Member of the Nebraska Legislature from the 4th district
- In office 2007–2015
- Preceded by: Kermit Brashear
- Succeeded by: Robert Hilkemann

Personal details
- Born: Omaha, Nebraska, U.S.
- Party: Republican
- Relations: Carol McBride Pirsch (mother)
- Alma mater: University of Virginia (BA) University of Nebraska–Lincoln (JD) University of Nebraska Omaha (MBA)
- Occupation: Lawyer

= Pete Pirsch =

American politician

Peter Allen "Pete" Pirsch (born October 28, 1969) is a politician from the state of Nebraska in the Midwestern United States. He was born in Omaha, Nebraska. His mother, Carol McBride Pirsch, was a member of the Nebraska Legislature, representing the 10th district from 1979 to 1997. He is a graduate of the University of Virginia (BA in government), the University of Nebraska College of Law (JD), and the University of Nebraska Omaha (MBA). His professional experience included working as the vice president of PBC, Inc., and as a criminal prosecutor in the city of Omaha.

In a contested primary in 2006, he finished first among four candidates in his initial race for the Nebraska Legislature. He then served two terms in the nonpartisan legislature, representing Nebraska's 4th legislative district, which includes West Omaha. He sat on the Banking, Commerce and Insurance committee and the Revenue committee.

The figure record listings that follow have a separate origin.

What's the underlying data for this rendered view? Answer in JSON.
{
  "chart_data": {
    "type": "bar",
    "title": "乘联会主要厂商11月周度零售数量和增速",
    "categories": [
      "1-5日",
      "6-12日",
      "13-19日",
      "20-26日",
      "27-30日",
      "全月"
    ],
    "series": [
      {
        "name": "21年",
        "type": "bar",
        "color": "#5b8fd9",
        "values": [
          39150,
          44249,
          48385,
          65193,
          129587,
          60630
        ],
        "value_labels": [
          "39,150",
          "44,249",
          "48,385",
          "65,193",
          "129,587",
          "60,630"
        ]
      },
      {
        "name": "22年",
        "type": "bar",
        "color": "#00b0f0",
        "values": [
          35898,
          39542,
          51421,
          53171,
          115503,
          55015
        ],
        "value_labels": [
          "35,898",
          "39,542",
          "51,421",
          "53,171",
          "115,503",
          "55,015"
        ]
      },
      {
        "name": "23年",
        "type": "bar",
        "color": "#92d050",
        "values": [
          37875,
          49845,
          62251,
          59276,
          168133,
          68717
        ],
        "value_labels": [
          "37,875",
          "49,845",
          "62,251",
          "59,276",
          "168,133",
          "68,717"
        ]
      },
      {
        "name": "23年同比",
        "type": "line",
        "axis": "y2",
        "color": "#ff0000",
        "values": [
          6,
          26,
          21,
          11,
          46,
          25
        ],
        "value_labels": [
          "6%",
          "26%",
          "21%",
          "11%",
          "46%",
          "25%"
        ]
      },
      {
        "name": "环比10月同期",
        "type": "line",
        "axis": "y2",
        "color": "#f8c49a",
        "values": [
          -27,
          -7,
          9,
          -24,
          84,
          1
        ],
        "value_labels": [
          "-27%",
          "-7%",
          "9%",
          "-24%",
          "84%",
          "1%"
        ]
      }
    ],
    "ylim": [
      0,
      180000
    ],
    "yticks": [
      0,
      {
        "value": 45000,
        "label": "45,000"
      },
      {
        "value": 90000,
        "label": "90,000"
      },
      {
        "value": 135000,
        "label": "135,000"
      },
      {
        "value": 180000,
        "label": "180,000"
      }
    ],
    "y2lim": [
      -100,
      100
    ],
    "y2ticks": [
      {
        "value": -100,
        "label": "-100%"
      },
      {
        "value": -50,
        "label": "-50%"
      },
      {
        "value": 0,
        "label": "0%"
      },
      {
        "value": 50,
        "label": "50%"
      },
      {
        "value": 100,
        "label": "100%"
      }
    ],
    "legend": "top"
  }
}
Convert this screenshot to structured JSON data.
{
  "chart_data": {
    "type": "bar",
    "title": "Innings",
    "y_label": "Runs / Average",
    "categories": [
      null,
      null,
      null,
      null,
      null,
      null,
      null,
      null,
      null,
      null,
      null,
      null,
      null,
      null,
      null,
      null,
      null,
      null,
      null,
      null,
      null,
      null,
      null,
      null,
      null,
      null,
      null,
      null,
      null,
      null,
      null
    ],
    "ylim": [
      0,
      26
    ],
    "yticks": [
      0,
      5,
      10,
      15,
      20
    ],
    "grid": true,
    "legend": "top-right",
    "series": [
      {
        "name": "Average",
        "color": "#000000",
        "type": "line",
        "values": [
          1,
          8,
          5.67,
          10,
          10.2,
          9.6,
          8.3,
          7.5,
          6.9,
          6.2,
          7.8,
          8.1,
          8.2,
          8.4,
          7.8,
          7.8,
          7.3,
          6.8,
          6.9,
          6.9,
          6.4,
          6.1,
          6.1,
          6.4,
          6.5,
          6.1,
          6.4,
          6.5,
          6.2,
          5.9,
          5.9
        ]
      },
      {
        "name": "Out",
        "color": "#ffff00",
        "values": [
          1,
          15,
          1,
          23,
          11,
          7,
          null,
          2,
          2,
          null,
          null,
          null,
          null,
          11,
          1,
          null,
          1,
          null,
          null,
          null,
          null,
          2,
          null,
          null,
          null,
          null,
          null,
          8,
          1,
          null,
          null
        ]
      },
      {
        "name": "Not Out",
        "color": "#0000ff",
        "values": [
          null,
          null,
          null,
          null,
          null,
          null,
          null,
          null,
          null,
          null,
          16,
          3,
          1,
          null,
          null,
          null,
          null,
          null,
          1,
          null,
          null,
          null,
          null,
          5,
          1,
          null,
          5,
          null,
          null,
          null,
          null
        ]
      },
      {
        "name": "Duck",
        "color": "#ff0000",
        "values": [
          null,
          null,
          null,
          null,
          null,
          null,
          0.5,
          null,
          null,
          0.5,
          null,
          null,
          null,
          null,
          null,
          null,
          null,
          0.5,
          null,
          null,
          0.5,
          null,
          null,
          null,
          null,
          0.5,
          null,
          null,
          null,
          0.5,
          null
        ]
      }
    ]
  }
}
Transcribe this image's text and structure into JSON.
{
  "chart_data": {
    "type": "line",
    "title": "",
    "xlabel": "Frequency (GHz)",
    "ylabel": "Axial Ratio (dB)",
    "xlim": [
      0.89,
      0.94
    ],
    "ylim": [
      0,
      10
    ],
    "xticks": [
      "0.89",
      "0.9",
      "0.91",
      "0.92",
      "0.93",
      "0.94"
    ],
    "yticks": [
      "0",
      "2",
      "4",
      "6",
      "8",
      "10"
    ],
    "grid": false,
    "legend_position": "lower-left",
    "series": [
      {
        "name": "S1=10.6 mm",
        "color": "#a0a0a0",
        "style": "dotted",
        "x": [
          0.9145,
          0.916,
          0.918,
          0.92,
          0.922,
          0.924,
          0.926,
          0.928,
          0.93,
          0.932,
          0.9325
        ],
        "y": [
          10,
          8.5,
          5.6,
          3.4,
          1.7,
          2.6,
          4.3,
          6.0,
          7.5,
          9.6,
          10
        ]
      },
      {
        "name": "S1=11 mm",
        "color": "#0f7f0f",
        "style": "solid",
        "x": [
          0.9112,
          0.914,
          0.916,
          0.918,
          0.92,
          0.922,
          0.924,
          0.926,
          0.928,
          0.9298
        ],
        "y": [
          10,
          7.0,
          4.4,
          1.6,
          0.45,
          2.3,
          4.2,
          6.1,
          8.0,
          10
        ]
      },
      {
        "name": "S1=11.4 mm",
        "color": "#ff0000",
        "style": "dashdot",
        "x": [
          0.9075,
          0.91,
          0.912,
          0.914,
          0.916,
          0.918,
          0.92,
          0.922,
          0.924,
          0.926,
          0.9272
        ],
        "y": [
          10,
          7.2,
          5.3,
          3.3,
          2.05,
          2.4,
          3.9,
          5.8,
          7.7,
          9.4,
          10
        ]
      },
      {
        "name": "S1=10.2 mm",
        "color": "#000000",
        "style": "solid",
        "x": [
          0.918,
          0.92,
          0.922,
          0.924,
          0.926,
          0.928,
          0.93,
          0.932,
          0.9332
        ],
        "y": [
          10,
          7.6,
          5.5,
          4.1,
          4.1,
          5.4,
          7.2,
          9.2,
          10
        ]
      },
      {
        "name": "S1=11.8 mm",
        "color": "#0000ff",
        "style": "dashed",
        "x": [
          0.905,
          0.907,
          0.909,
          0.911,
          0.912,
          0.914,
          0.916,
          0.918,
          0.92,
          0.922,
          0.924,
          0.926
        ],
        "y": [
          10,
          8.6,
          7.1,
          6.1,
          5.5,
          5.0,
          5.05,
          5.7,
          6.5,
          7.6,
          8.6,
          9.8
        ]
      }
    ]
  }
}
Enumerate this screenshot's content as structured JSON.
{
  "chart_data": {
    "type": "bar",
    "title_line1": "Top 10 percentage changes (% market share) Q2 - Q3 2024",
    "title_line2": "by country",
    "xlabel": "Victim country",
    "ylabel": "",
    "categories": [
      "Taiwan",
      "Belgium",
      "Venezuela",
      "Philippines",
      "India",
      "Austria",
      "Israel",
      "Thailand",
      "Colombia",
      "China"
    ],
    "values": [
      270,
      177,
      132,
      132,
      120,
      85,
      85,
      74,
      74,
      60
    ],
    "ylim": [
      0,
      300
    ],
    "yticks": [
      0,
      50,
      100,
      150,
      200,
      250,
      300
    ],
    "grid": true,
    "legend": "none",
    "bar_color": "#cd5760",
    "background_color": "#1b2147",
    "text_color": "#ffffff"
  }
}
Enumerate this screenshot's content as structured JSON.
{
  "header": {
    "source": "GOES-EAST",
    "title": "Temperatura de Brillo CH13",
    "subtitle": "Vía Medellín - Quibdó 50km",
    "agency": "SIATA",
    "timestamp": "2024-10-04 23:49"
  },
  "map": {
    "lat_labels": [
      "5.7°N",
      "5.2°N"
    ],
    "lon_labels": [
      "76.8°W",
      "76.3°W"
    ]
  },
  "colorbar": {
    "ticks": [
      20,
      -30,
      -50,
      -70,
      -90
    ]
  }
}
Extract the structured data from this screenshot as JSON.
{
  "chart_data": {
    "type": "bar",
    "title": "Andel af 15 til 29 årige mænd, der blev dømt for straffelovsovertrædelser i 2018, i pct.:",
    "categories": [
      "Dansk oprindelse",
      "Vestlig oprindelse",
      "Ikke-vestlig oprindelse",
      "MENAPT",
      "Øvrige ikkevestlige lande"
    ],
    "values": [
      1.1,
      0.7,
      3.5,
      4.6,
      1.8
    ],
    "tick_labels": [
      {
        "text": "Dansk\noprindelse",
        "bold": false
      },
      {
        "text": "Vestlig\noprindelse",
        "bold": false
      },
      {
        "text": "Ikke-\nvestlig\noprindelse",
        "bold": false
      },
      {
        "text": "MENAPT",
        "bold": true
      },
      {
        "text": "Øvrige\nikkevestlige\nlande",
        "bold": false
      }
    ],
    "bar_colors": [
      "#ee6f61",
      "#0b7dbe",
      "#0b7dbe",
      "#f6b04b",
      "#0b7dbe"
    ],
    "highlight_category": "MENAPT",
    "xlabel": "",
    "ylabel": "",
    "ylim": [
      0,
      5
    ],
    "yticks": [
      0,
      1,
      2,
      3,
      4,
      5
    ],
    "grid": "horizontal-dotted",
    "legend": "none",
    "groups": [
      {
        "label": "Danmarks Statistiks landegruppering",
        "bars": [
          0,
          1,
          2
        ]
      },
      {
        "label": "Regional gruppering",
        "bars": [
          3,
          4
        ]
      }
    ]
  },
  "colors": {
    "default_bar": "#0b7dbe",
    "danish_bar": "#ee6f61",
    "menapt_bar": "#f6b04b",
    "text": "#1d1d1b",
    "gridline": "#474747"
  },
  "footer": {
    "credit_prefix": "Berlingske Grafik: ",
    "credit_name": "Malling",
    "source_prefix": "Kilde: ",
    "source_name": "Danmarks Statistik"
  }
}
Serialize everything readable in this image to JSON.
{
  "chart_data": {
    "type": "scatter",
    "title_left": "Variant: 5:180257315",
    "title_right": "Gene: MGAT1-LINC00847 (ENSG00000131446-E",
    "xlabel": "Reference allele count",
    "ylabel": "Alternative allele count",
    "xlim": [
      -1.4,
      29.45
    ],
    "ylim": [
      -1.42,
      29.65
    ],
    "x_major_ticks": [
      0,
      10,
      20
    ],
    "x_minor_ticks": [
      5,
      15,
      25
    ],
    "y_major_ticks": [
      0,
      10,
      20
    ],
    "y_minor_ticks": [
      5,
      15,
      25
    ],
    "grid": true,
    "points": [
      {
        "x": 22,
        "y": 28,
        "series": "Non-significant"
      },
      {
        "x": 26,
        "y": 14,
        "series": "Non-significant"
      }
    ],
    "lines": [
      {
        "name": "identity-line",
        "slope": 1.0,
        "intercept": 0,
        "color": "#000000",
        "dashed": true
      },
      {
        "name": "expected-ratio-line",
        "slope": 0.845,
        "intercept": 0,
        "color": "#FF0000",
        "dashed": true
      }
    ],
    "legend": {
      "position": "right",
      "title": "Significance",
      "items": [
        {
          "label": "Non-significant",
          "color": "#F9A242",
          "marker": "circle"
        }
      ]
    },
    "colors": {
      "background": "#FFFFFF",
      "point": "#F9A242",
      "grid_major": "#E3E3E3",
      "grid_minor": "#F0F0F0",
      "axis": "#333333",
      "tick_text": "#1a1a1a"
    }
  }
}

Nebraska's term-limits law precluded Pirsch from running for re-election in 2014. In October 2013, he announced that he would run for Nebraska State Auditor, but after Nebraska Attorney General Jon Bruning announced that he was running for governor, Pirsch decided to run instead for Nebraska Attorney General in the 2014 election. However, he lost in the primaries to Doug Peterson. He is currently serving as a Deputy Sarpy County attorney.